For IV chemotherapy, many doctors favour carboplatin over cisplatin because it has fewer side effects and is just as effective. That being said, carboplatin can still have very serious side effects, including but not limited to, anaemia, lowering the number of white blood cells in your blood making you more susceptible to infection, and altering kidney and liver function.
Although platinum compounds are currently the standard of care, they face a significant limitation – resistance. Over time, cells use all the mechanisms at their disposal to fight poisoning by platinum. When the cells become platinum resistant, they reduce the amount of the platinum compound reaching the nucleus. Cancer cells also modify the proteins that sense damage and commit the cell to apoptosis, allowing platinated cells to bypass their normal checks and balances.

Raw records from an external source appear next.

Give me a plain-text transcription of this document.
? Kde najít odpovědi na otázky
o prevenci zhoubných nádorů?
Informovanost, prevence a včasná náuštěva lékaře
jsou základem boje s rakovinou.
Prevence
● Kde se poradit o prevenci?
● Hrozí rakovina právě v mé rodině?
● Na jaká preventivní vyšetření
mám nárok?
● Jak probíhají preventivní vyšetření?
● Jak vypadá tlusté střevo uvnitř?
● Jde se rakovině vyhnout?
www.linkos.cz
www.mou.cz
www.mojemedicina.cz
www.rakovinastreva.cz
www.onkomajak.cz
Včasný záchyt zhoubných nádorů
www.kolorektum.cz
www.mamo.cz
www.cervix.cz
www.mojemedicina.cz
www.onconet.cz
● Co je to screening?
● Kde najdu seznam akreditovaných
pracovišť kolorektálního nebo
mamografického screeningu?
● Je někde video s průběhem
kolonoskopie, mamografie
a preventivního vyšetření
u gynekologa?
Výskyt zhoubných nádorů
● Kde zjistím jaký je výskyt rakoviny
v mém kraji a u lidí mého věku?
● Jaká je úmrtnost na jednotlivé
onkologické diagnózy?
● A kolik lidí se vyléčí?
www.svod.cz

If and when a cancer becomes platinum-resistant, the drugs cisplatin and carboplatin stop working and oncologists currently have no treatment options to offer these patients. New treatments are needed. We believe that our lead oncology asset, COTI-2, represents a significant therapeutic advantage over treatments currently available for ovarian cancer.
COTI-2, which is soon to enter multiple Phase 1 clinical trials for the treatment of patients with gynecological cancers, acts by normalizing the p53 protein function in cancer cells with such mutations. As more than 95% of all ovarian cancers have this mutation, it appears that of all the ovarian drugs in development at this time, COTI-2 offers the most exciting treatment opportunity. Unlike nearly every other cancer treatment in existence today, COTI-2 is non-genotoxic. Conventional chemotherapy involves the killing of all growing and dividing cells in the body (cancer or otherwise), which often leads to significant toxic side effects in patients. By contrast, COTI-2 specifically targets and primarily destroys tumor cells.